New NSF grant targets large language models and generative AI, exploring how they work and implications for societal impacts
The U.S. National Science Foundation has announced a grant of $9 million to Northeastern University for research to investigate how large language models (LLMs) and generative AI operate, focusing on the computing process called deep inference and AI’s long-term societal impacts.
The research seeks to establish a National Deep Inference Fabric (NDIF), a collaborative research platform. The goal is to provide U.S. researchers with access to cutting-edge LLMs within a transparent experimental platform that reveals the systems’ internal computations — a capability currently unavailable in academia.

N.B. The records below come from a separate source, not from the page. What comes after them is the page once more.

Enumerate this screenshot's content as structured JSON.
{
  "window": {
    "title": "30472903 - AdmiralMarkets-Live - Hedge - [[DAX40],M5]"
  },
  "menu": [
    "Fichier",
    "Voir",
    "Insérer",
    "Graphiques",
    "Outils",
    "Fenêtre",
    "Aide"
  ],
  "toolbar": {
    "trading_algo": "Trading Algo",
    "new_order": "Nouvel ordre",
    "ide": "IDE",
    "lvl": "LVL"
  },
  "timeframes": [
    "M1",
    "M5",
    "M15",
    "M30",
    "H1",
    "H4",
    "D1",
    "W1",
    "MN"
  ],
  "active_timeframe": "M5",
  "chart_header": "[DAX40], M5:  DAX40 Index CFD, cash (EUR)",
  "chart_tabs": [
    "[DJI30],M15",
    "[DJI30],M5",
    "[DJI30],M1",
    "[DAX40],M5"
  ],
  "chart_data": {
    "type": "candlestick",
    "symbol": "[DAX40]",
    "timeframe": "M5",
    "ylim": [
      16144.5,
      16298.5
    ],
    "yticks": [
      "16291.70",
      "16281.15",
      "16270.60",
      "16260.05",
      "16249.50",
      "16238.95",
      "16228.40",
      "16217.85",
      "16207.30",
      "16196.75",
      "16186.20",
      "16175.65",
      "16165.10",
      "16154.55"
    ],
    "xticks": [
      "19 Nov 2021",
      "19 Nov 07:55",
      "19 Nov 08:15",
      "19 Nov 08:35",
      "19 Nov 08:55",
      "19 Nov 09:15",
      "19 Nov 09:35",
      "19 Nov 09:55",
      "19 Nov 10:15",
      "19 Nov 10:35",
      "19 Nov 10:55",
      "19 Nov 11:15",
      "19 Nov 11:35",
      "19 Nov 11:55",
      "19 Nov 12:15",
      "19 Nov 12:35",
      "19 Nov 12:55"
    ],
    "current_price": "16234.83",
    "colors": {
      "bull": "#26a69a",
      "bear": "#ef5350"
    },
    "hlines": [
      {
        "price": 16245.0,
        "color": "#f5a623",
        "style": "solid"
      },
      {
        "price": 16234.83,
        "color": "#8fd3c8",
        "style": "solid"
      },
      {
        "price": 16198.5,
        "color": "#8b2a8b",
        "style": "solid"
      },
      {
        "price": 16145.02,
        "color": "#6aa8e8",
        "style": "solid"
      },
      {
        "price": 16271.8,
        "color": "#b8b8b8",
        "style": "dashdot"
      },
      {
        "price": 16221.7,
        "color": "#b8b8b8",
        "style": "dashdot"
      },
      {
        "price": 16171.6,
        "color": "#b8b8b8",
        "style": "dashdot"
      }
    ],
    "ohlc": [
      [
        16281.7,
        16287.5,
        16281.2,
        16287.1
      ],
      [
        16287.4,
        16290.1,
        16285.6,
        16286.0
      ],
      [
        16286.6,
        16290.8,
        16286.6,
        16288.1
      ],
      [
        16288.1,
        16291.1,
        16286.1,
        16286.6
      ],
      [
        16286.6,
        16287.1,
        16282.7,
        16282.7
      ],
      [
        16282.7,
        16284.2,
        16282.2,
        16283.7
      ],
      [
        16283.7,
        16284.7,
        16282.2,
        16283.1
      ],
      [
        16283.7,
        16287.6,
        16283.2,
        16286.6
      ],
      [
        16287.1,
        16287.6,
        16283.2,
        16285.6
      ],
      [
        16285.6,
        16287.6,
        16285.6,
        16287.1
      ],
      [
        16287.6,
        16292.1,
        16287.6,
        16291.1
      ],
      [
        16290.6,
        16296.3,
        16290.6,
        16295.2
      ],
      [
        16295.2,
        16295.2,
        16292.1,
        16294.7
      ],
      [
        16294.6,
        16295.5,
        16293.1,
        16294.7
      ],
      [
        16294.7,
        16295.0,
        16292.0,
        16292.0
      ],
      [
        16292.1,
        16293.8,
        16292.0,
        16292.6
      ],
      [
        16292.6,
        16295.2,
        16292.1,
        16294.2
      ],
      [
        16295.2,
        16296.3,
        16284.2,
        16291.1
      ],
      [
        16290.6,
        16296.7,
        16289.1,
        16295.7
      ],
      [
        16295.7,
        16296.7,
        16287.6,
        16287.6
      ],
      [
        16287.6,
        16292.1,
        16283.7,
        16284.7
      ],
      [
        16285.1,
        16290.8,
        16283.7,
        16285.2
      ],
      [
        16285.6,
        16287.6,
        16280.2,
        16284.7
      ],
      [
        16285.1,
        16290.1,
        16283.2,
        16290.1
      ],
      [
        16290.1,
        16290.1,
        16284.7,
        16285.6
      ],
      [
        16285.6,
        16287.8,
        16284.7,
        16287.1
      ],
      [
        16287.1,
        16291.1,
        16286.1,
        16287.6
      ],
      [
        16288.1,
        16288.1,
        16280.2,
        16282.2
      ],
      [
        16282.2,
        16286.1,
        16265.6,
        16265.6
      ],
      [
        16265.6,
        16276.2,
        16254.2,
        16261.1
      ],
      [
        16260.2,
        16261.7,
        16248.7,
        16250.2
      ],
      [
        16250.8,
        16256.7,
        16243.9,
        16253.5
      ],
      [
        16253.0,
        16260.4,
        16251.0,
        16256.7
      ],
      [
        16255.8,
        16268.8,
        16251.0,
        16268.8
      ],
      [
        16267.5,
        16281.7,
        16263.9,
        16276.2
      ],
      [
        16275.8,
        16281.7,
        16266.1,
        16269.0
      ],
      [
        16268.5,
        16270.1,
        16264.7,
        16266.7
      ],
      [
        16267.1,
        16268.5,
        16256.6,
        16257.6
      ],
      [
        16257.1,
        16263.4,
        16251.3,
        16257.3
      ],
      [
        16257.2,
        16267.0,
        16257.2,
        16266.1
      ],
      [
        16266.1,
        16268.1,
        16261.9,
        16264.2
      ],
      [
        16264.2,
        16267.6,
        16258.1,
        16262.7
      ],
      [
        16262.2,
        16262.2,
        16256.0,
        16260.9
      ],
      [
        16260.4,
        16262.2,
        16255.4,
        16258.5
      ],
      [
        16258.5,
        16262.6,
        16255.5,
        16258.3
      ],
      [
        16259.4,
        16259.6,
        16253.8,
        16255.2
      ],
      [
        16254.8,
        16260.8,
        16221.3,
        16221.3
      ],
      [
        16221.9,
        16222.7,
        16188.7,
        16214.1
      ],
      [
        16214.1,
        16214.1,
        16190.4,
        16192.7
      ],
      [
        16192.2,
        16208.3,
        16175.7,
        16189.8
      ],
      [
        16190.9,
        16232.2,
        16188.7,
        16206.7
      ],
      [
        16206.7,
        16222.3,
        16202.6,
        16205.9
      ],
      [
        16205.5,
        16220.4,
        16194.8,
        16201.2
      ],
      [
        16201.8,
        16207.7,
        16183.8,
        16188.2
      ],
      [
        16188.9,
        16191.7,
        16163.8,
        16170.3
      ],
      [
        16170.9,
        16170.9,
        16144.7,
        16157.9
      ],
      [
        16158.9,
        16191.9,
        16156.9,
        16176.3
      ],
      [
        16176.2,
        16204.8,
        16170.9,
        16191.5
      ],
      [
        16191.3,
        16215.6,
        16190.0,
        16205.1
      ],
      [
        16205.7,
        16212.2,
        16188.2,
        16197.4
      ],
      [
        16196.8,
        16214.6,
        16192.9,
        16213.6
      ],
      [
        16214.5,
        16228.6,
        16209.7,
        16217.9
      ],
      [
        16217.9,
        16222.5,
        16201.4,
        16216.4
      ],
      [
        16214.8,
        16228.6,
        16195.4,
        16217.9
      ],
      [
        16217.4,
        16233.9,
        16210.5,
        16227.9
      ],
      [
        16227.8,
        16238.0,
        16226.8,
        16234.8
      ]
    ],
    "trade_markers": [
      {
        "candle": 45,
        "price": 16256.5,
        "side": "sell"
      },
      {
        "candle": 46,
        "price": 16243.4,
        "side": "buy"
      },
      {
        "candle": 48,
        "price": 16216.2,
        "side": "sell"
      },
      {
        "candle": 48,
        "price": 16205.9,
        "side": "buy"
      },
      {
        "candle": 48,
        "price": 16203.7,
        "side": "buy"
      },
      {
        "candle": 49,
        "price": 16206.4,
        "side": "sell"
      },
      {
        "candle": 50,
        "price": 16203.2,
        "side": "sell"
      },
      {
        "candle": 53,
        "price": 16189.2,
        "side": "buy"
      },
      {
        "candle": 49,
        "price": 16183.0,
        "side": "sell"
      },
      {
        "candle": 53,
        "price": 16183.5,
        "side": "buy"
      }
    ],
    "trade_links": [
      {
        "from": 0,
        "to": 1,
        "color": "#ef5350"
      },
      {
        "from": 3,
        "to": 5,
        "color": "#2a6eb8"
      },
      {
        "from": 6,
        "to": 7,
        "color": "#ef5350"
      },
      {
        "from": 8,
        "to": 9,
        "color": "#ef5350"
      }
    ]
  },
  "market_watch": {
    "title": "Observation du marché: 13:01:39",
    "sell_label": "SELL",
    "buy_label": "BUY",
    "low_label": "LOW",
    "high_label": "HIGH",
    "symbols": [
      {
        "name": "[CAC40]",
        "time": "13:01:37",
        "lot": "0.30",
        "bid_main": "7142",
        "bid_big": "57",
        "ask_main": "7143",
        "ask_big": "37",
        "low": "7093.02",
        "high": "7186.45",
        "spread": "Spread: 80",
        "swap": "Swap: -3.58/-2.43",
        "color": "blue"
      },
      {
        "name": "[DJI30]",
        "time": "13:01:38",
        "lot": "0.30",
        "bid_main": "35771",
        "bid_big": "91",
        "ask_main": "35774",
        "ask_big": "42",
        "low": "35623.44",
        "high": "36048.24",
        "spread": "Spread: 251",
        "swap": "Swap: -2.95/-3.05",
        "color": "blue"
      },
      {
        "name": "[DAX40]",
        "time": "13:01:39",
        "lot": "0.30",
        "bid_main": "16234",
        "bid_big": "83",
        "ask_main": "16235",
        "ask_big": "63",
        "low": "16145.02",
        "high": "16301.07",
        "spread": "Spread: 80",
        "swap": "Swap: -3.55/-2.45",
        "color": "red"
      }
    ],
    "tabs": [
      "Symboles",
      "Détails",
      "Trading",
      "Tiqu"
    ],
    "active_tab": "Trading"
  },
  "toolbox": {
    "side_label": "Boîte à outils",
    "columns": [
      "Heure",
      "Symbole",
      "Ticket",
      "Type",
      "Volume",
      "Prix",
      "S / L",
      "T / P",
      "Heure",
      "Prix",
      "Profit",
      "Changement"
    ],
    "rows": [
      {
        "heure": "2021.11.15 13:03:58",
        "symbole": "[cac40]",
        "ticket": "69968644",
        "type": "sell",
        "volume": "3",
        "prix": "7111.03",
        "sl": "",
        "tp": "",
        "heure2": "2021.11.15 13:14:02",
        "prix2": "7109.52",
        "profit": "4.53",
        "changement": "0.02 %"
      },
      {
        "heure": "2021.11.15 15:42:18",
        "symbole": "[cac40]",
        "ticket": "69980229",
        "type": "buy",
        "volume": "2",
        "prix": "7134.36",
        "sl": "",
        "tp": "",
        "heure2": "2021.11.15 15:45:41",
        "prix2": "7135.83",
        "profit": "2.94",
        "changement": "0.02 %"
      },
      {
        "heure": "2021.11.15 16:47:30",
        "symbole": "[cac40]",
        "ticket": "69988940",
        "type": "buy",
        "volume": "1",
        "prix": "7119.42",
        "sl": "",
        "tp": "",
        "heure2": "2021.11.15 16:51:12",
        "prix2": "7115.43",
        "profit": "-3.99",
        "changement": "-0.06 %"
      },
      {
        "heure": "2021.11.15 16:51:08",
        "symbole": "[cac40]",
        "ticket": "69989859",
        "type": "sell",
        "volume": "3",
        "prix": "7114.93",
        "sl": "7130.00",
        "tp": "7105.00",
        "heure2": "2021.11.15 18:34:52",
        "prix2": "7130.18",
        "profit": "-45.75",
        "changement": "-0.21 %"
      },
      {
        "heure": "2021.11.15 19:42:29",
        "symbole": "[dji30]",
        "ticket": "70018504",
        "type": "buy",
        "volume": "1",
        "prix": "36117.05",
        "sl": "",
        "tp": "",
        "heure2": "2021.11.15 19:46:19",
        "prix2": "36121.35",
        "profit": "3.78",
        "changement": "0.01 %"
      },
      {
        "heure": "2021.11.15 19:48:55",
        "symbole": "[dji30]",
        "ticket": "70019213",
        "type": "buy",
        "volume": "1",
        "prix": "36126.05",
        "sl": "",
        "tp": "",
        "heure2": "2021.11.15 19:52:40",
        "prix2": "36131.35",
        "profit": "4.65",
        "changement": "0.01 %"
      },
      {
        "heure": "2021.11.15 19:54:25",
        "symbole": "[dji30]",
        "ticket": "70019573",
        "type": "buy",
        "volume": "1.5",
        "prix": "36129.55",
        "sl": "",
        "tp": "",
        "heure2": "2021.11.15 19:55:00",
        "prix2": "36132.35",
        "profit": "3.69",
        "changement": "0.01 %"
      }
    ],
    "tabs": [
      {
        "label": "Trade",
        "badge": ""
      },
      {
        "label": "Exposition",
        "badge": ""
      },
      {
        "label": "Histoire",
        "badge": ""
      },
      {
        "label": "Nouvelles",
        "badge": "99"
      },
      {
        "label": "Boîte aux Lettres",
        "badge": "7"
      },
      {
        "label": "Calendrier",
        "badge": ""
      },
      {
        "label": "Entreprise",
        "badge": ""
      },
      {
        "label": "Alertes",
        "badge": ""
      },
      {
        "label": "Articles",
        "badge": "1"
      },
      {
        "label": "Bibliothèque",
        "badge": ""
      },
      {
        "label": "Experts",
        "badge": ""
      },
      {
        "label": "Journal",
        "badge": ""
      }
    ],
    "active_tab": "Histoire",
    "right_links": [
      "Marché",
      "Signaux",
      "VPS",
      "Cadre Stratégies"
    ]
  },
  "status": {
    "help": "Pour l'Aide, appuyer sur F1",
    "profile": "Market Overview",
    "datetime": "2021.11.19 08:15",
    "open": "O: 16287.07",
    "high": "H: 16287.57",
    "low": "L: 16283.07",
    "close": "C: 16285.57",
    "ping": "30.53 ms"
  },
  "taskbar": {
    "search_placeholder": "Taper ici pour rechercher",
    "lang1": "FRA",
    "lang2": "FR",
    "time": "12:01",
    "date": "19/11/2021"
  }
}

“Chatbots have transformed society’s relationship with AI, but how they operate is yet to be fully understood”, said Sethuraman Panchanathan, director of the U.S. National Science Foundation. “With NDIF, U.S. researchers will be able peer inside the ‘black box’ of large language models, gaining new insights into how they operate and greater awareness of their potential impacts on society.”
LLMs, such as those behind chatbots like ChatGPT, have emerged as a transformative force in AI with profound capabilities including general-purpose knowledge and language skills. However, their sheer size — often more than 100 billion parameters — poses a significant challenge for researchers investigating how the systems operate, especially without adequate computing resources.
The NDIF project aims to address that gap by creating a platform for exploring such large-scale AI systems. NDIF will leverage the resources of the National Center for Supercomputing Applications DeltaAI project, a high-capacity AI-focused cluster in the NSF computing portfolio that combines high-performance data processing and high-speed storage, ideal for designing and deploying new software resources to study LLM inference.
The broader impacts of the NDIF project extend beyond academia. The project has significant implications for a range of scientific disciplines, including computing, medicine, neuroscience, linguistics, social sciences and the humanities.
"In the always evolving realm of emerging technologies like AI, understanding the inner workings of LLMs is paramount,” said Dilma DaSilva, NSF's acting assistant director for Computer and Information Science and Engineering. “As we navigate the complexities of these transformative systems, we must ensure transparency and accountability, paving the way for inclusive and beneficial applications of AI-powered solutions. This investment in deep inference research not only empowers academic exploration, it fosters a culture of ethical and responsible AI development."
NDIF will actively collaborate with public interest technology groups to ensure that innovations in AI uphold principles of ethics, transparency and social responsibility in the deployment of LLMs.
"Understanding the mechanisms behind the strength of modern LLMs is one of the most pressing mysteries facing scientists today, raising fundamental questions about cognition as well as the many societal impacts of AI," said David Bau, principal investigator and assistant professor of computer science at Northeastern University. "NDIF defines a new, fully transparent way to access the largest models that is both powerful and cost-effective. It will democratize scientific access to the largest open AI models."
In addition, the project will help build a next-generation, AI-enabled workforce by providing comprehensive training to students and equipping them to serve as networks of experts. NDIF will support and train graduate students in AI, disseminate educational materials for university and professional use, and make tools for the science of large-scale AI widely available to users in other disciplines.
“NDIF will create a research framework that helps the research community explore the factors that ensure LLMs are safe and secure, which aligns with the goals of the White House Executive Order on Safe, Secure, and Trustworthy Artificial Intelligence,” said Eleni Miltsakaki, the NSF program director for NDIF. “Launching NDIF will break new ground in the scientific study of very large language models, equipping researchers with deep inferencing tools that will enable them to study the internal mechanisms of these models. This investment in knowledge itself will unlock important research problems in every field impacted by large-scale AI."